Fantasy Friday – Books I Hate

No, I am not going to create a list—sorry to disappoint any of you who thought you were going to get to see my career implode before it started. 😛

I’ll tell you what I do hate, however. I hate books written by “platformed authors” that are no good. Especially fantasies.

As many visitors here at A Christian Worldview of Fiction know from other posts, I believe Christian fiction has grown and changed a lot over the last five to seven years.

Many of the changes are good. The quality of writing has improved, the types of stories have expanded, the thematic elements are deeper.

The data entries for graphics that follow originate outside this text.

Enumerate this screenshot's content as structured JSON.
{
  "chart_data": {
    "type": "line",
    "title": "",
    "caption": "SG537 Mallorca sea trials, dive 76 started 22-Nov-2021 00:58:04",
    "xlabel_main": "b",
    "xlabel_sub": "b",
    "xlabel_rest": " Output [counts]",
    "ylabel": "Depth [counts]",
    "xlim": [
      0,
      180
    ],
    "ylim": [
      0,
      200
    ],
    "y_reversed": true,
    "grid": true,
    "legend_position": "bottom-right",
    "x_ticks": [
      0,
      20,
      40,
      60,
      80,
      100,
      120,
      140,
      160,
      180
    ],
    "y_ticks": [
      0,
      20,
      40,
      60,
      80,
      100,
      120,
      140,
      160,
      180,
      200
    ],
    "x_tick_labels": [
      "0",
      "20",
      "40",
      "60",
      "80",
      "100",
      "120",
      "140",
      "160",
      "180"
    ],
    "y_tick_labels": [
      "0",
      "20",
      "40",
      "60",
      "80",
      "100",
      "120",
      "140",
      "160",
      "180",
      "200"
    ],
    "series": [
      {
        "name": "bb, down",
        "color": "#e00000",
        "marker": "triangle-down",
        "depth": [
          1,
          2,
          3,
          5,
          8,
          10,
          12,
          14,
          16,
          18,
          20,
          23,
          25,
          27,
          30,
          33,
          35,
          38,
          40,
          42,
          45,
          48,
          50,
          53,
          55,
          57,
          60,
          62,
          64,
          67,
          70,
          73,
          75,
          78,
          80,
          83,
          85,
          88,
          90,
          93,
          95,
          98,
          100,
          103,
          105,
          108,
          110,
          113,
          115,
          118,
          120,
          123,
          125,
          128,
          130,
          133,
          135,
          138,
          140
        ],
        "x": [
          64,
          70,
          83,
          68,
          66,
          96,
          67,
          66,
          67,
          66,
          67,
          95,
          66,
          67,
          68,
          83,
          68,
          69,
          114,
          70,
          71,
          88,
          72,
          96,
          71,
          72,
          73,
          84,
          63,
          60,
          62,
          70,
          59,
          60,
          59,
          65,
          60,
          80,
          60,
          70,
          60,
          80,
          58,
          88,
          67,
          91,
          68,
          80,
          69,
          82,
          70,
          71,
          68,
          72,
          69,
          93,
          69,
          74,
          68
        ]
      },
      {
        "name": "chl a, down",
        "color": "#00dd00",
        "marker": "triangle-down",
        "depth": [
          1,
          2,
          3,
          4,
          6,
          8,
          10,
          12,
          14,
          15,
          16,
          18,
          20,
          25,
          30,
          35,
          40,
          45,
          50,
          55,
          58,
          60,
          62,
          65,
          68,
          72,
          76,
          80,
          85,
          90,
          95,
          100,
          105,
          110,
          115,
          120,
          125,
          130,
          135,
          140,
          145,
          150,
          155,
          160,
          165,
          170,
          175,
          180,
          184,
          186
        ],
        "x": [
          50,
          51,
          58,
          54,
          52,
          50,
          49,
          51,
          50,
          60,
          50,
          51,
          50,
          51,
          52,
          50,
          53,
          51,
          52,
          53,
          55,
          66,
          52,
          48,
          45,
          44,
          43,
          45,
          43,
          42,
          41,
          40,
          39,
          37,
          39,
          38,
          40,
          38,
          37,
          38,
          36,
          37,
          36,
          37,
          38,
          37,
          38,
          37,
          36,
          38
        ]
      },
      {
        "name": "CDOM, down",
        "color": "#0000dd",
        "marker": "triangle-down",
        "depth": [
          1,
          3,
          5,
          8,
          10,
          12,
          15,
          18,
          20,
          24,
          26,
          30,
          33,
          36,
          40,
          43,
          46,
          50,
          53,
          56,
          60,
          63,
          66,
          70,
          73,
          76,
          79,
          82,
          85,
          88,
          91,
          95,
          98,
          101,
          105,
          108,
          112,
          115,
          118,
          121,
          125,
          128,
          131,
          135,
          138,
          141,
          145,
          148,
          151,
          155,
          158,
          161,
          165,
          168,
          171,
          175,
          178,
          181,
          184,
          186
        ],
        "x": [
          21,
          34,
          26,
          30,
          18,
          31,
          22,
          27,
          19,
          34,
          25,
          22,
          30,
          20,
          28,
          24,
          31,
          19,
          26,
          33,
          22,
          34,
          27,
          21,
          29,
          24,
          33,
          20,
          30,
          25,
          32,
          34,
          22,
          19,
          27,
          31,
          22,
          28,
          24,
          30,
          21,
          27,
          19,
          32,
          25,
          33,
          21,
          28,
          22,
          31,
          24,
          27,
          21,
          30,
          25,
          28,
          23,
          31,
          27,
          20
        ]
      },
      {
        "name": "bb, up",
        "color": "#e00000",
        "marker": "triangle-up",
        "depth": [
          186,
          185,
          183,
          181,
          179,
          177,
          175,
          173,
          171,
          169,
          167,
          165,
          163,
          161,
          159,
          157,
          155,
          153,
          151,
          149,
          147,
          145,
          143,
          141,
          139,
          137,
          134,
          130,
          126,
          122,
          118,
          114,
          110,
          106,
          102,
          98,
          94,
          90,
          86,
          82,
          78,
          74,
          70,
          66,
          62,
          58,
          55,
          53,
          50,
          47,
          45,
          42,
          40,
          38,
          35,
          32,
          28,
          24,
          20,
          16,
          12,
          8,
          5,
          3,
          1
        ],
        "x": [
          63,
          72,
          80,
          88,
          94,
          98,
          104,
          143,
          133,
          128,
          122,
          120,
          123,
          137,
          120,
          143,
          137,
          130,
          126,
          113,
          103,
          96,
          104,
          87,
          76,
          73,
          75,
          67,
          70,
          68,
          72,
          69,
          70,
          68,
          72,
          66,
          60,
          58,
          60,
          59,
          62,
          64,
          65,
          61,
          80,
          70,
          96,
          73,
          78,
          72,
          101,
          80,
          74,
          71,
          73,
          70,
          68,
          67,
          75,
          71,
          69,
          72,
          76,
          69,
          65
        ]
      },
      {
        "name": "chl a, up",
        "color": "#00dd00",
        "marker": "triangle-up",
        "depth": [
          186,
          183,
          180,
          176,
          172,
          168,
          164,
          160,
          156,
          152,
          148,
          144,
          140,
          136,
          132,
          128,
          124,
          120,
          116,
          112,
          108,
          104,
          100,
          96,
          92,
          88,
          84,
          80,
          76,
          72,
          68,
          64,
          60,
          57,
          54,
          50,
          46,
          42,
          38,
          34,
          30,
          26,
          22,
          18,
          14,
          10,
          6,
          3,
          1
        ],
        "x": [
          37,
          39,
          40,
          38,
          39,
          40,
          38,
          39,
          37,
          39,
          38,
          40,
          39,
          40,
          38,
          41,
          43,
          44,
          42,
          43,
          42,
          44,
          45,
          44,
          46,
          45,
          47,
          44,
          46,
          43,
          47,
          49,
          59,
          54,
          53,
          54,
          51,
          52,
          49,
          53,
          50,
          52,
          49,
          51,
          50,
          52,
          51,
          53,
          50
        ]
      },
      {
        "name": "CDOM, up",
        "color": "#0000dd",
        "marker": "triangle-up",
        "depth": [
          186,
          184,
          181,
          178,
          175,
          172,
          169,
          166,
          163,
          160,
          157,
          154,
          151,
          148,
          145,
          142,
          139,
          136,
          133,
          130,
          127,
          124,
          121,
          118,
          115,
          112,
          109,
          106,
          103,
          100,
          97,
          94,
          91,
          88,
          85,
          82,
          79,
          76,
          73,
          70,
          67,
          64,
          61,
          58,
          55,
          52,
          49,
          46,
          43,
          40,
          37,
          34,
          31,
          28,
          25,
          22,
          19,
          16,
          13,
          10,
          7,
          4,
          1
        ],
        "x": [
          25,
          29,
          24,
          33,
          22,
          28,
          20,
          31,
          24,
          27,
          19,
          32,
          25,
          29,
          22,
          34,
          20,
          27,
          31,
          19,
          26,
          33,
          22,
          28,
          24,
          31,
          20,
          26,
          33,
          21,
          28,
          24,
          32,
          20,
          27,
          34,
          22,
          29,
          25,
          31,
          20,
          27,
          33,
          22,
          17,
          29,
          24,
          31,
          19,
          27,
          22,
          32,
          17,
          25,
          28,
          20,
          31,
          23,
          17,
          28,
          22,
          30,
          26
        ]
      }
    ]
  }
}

Not in every book, but in a growing number.

Then along comes a book from “platformed author” who hasn’t learned how to write fiction. Yet a publisher, thinking that certainly because “platformed author” has such a ready platform, this book will sell.

And it might, though I know of at least one that tanked miserably. But even if that first book sells, the reality is, all those many trusting readers who bought the book because “platformed author’s” name is on it will wrinkle their noses and say something like, Wow, Christian fantasy sure isn’t very good, is it.

Chances are, finding that first book to be a real stinker, readers won’t give the second book a chance. Then the publisher will say something like, Wow, I guess Christian fantasy doesn’t sell.

All because a book went to print on the basis that “platformed author” wrote it, but nobody apparently thought to see if he/she actually produced a good story.

Shouldn’t characters have motivation? Shouldn’t actions be caused, as opposed to “something told him to …” Shouldn’t events inform a character so he/she doesn’t appear stupid? Shouldn’t secondary characters be more than cardboard figures? Shouldn’t the story change the character in some important way?

I could go on—about opening scenes and hooks and tension and stereotypes and a host of other issues.

The thing is, I really wanted to like the books I ended up hating. I want fantasy to succeed. I want “platformed authors” to sell and sell so publishers will sit up and take notice.

I do not want the false conclusions (Christian fantasy is no good; Christian fantasy doesn’t sell) repeated over and over because a particular house published a bad book.

Sadly, sadly, there are some bad books getting in print alongside the good ones. The former, I hate.

The latter—a good sampling, at least—have been nominated for the Clive Staples Award. Have you voted yet? Haven’t read two books on the list (the minimum requirement)? You still have time. Voting continues throughout the month of August.